Certaine se détachent d’elles-mêmes.
Je chemine alors, mes racines sous le bras, aux parfums
d’amande et de cerise mêlés.
Depuis les vergers de Damas…
d’autres vaisseaux errent, poursuivant l’ouest.
Véronique Lamare
Pour des prunes, 2016
Vues de l’exposition Aulofée, un itinéraire, Médiathèque de Lège Cap Ferret, 2019
Commissariat : Élise Girardot
« Déraciné » implique de s’être senti enraciné, appartenir à une terre, un territoire bien délimité et d’en avoir été arraché. Une expérience qui peut être douloureuse et traumatisante selon le contexte.

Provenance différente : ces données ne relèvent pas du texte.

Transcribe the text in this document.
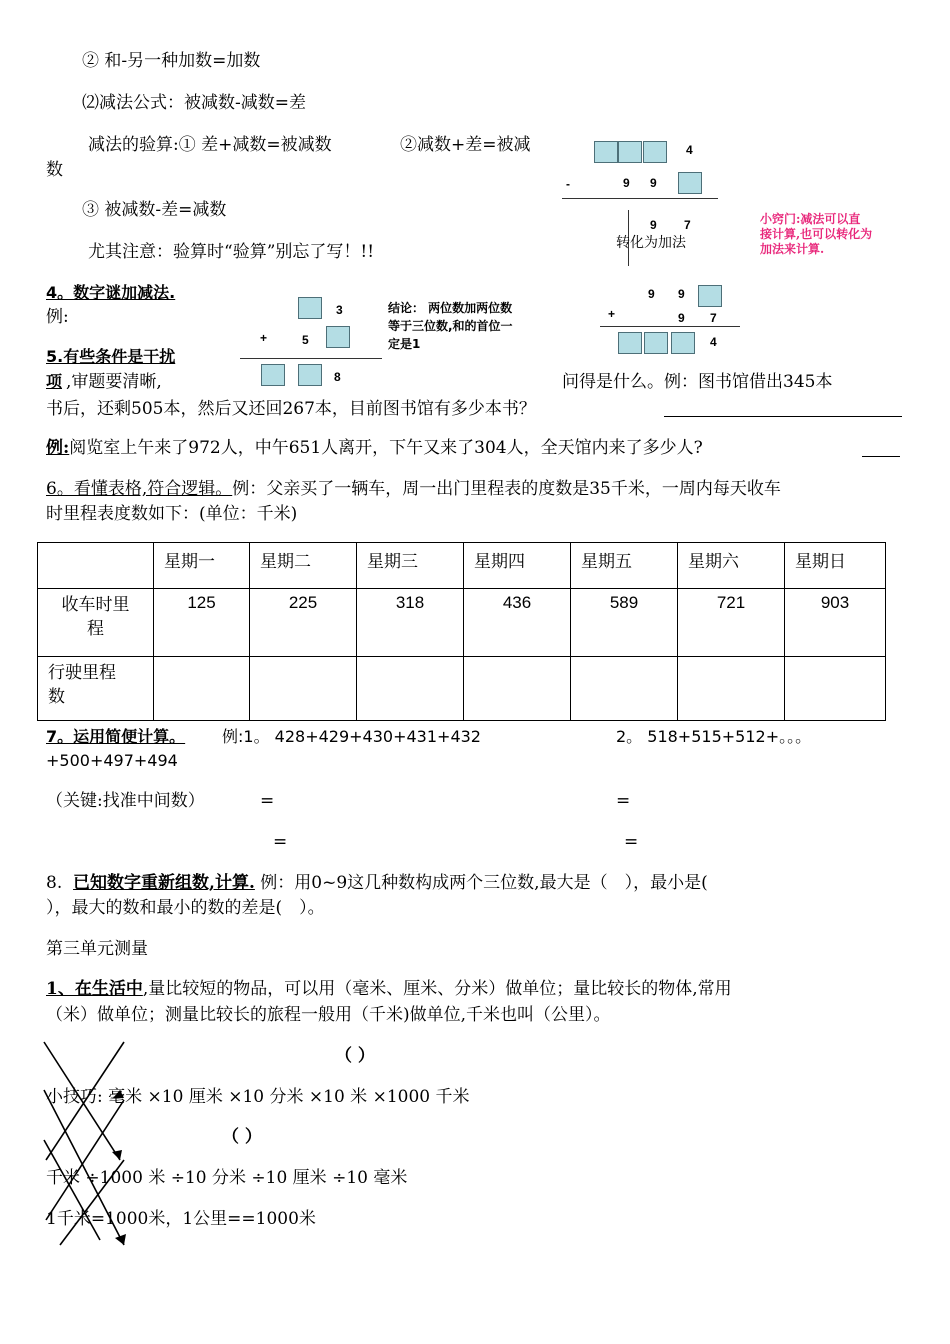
② 和-另一种加数=加数
⑵减法公式：被减数-减数=差
减法的验算:① 差+减数=被减数	②减数+差=被减
数
③ 被减数-差=减数
尤其注意：验算时“验算”别忘了写！!!
4。数字谜加减法.
例:	3
+	5
8
结论： 两位数加两位数
等于三位数,和的首位一
定是1
4
-	9 9
9 7
转化为加法
小窍门:减法可以直
接计算,也可以转化为
加法来计算.
9 9
+	9 7
4
5.有些条件是干扰
项 ,审题要清晰,	问得是什么。例：图书馆借出345本
书后，还剩505本，然后又还回267本，目前图书馆有多少本书？
例:阅览室上午来了972人，中午651人离开，下午又来了304人，全天馆内来了多少人?
6。看懂表格,符合逻辑。例：父亲买了一辆车，周一出门里程表的度数是35千米，一周内每天收车
时里程表度数如下：(单位：千米)
	星期一	星期二	星期三	星期四	星期五	星期六	星期日

收车时里
程	125	225	318	436	589	721	903

行驶里程
数							

7。运用简便计算。 例:1。 428+429+430+431+432	2。 518+515+512+。。。
+500+497+494
（关键:找准中间数）	=	=
=	=
8. 已知数字重新组数,计算. 例：用0~9这几种数构成两个三位数,最大是（　），最小是(
），最大的数和最小的数的差是(　）。
第三单元测量
1、在生活中,量比较短的物品，可以用（毫米、厘米、分米）做单位；量比较长的物体,常用
（米）做单位；测量比较长的旅程一般用（千米)做单位,千米也叫（公里）。
（ ）
小技巧: 毫米 ×10 厘米 ×10 分米 ×10 米 ×1000 千米
（ ）
千米 ÷1000 米 ÷10 分米 ÷10 厘米 ÷10 毫米
1千米=1000米，1公里==1000米
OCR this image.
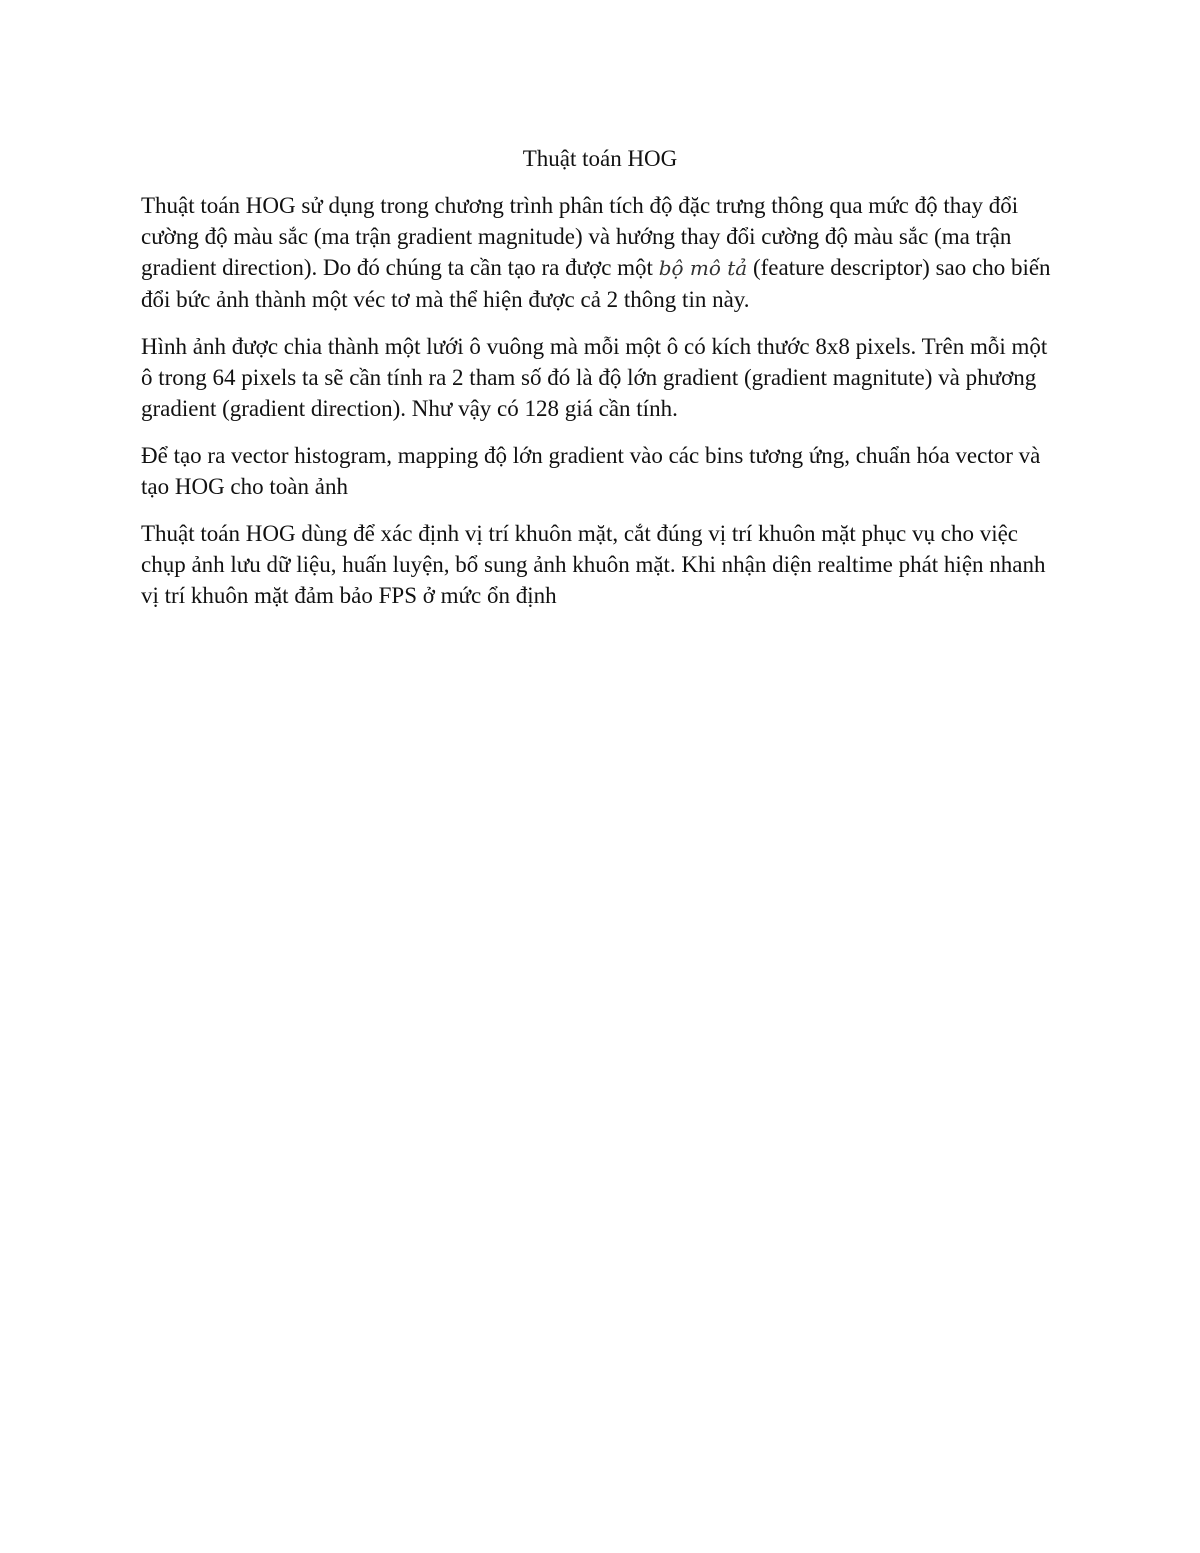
Thuật toán HOG

Thuật toán HOG sử dụng trong chương trình phân tích độ đặc trưng thông qua mức độ thay đổi cường độ màu sắc (ma trận gradient magnitude) và hướng thay đổi cường độ màu sắc (ma trận gradient direction). Do đó chúng ta cần tạo ra được một bộ mô tả (feature descriptor) sao cho biến đổi bức ảnh thành một véc tơ mà thể hiện được cả 2 thông tin này.

Hình ảnh được chia thành một lưới ô vuông mà mỗi một ô có kích thước 8x8 pixels. Trên mỗi một ô trong 64 pixels ta sẽ cần tính ra 2 tham số đó là độ lớn gradient (gradient magnitute) và phương gradient (gradient direction). Như vậy có 128 giá cần tính.

Để tạo ra vector histogram, mapping độ lớn gradient vào các bins tương ứng, chuẩn hóa vector và tạo HOG cho toàn ảnh

Thuật toán HOG dùng để xác định vị trí khuôn mặt, cắt đúng vị trí khuôn mặt phục vụ cho việc chụp ảnh lưu dữ liệu, huấn luyện, bổ sung ảnh khuôn mặt. Khi nhận diện realtime phát hiện nhanh vị trí khuôn mặt đảm bảo FPS ở mức ổn định
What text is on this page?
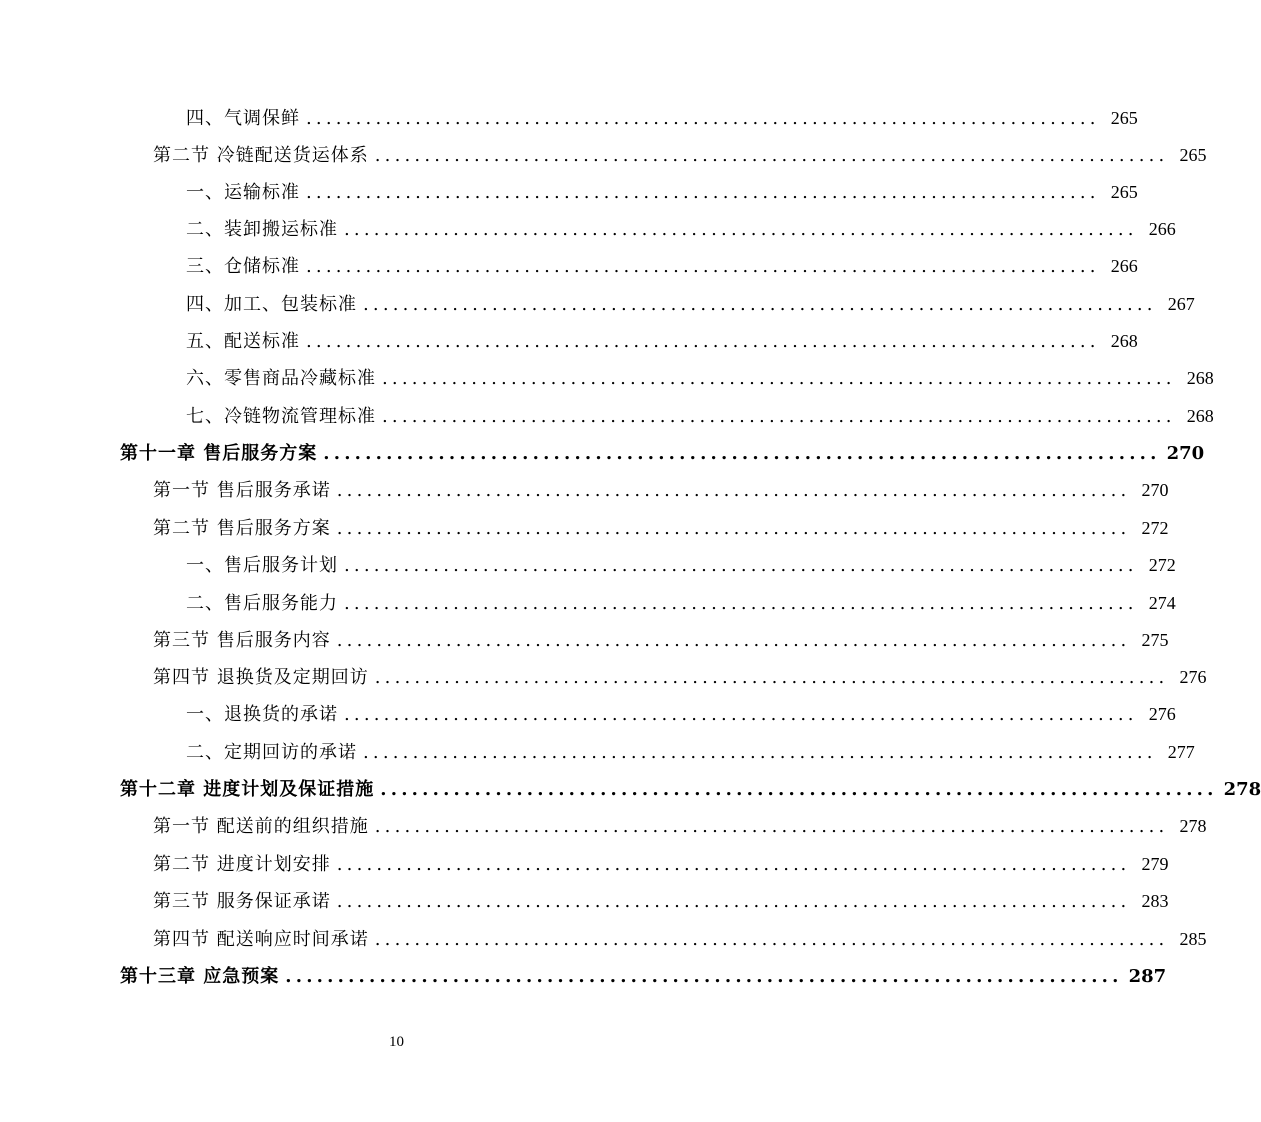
四、气调保鲜 ................................................................................ 265
第二节 冷链配送货运体系 ................................................................................ 265
一、运输标准 ................................................................................ 265
二、装卸搬运标准 ................................................................................ 266
三、仓储标准 ................................................................................ 266
四、加工、包装标准 ................................................................................ 267
五、配送标准 ................................................................................ 268
六、零售商品冷藏标准 ................................................................................ 268
七、冷链物流管理标准 ................................................................................ 268
第十一章 售后服务方案 ................................................................................ 270
第一节 售后服务承诺 ................................................................................ 270
第二节 售后服务方案 ................................................................................ 272
一、售后服务计划 ................................................................................ 272
二、售后服务能力 ................................................................................ 274
第三节 售后服务内容 ................................................................................ 275
第四节 退换货及定期回访 ................................................................................ 276
一、退换货的承诺 ................................................................................ 276
二、定期回访的承诺 ................................................................................ 277
第十二章 进度计划及保证措施 ................................................................................ 278
第一节 配送前的组织措施 ................................................................................ 278
第二节 进度计划安排 ................................................................................ 279
第三节 服务保证承诺 ................................................................................ 283
第四节 配送响应时间承诺 ................................................................................ 285
第十三章 应急预案 ................................................................................ 287
10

Mais déraciner c’est « arracher de terre avec les racines », c’est donc aussi cette capacité à pouvoir poursuivre la vie ailleurs, en faire naître de nouvelles (racines) non pas en remplacement des plus anciennes mais en supplément, voire de s’en inventer. Le mouvement, le déplacement, la capacité d’adaptation, le vivant. Cheminer avec ses racines et non pas la racine comme attache qui maintiendrait dans une sorte d’immobilisme, de retenue, d’être empêché.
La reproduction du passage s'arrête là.